Bush to Cut Veterans' Benefits to Pay for Credit Monitoring

By Kate Zernike
The New York Times

Thursday 29 June 2006


Washington - Two Senate Democrats on Wednesday criticized a White House plan to cut money intended for food stamps, student loans and farmers to pay for credit monitoring for veterans whose personal and financial data was stolen last month.

"The Bush-Cheney administration has no qualms about coming up here and twisting our arms for funding for Iraq, but when it comes to needs here at home for veterans and other ordinary Americans, it's rob Peter to pay Paul," said Senator Patrick J. Leahy, Democrat of Vermont.

Senator Patty Murray, Democrat of Washington, said, "It's outrageous to first expose millions of Americans to credit fraud and identity theft, and then try to cut food stamps, student loans and youth programs to pay for it."

"This is about taking responsibility when you mess up," Ms. Murray added. "That's something even little kids understand."

Personal data on about 17.5 million veterans, including their birthdates and Social Security numbers, was stolen last month when a burglar took a laptop containing the information from the home of an analyst for the Department of Veterans Affairs. The analyst was not authorized to take the data home but had been doing so for several years.

The Veterans Affairs Department offered to pay for a year of free credit monitoring for the veterans, which it said would cost about $160.5 million. Last week, the department said it would cover most of that cost by taking money from accounts that pay health and other benefits for veterans.

The department withdrew that idea after Democrats protested. In a letter on Wednesday, Rob Portman, director of the White House Office of Management, recommended paying for the monitoring by taking about $130 million from a food stamp employment and training program, a farmers' assistance program, student loans and a program for young people released from prison.

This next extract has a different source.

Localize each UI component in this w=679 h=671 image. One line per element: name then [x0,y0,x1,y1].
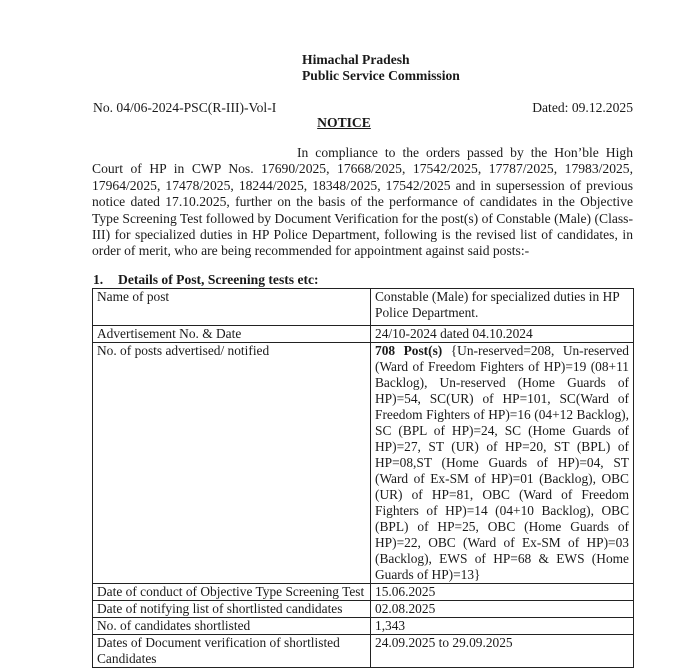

Senator Murray said, "This administration doesn't get it."

Mr. Leahy called the theft and the response to it "the most amazing incompetence" he had seen in 30 years in Congress.

The White House has said it did not want to raise new money to pay for the program, but rather to take money from other areas of the White House budget.

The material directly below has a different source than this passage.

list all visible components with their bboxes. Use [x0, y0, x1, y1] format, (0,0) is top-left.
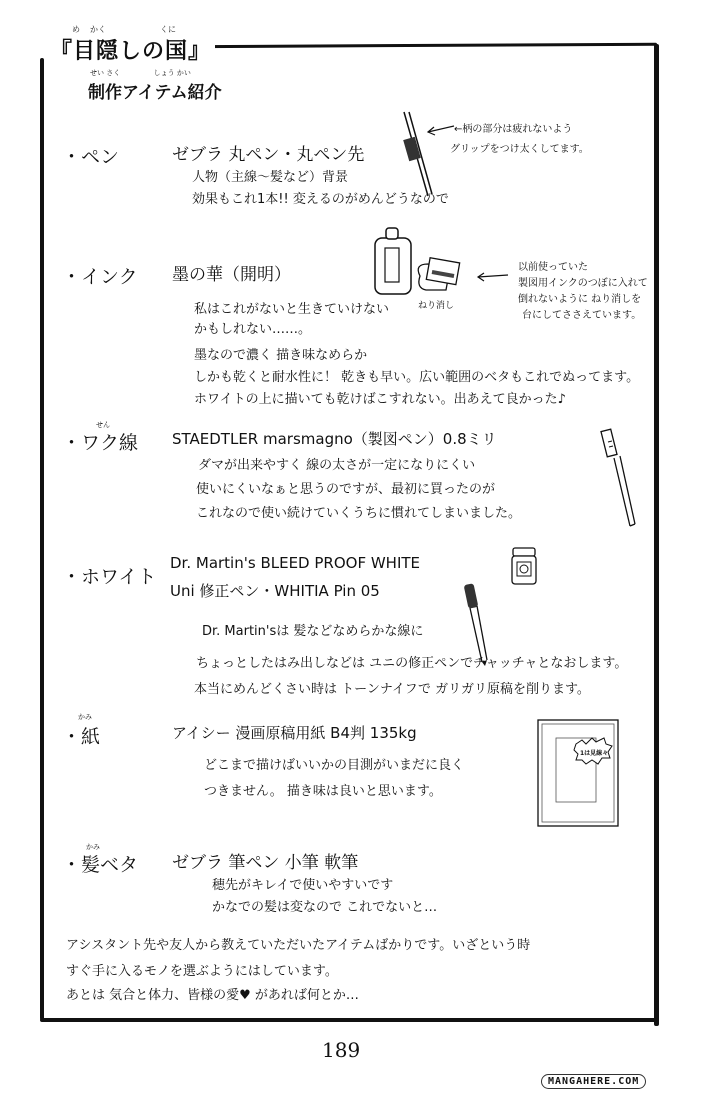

Ms. Murray said the problem was "a new disaster" and "deserves new money." She added, "This is truly an emergency."

The data theft has provoked outrage among veterans' groups; several have joined a class-action lawsuit over the theft. Ms. Murray warned that the credit monitoring will alert veterans only if someone tries to use their stolen information.

The costs of dealing with the theft will rise, she said, if veterans end up being the victims of credit fraud.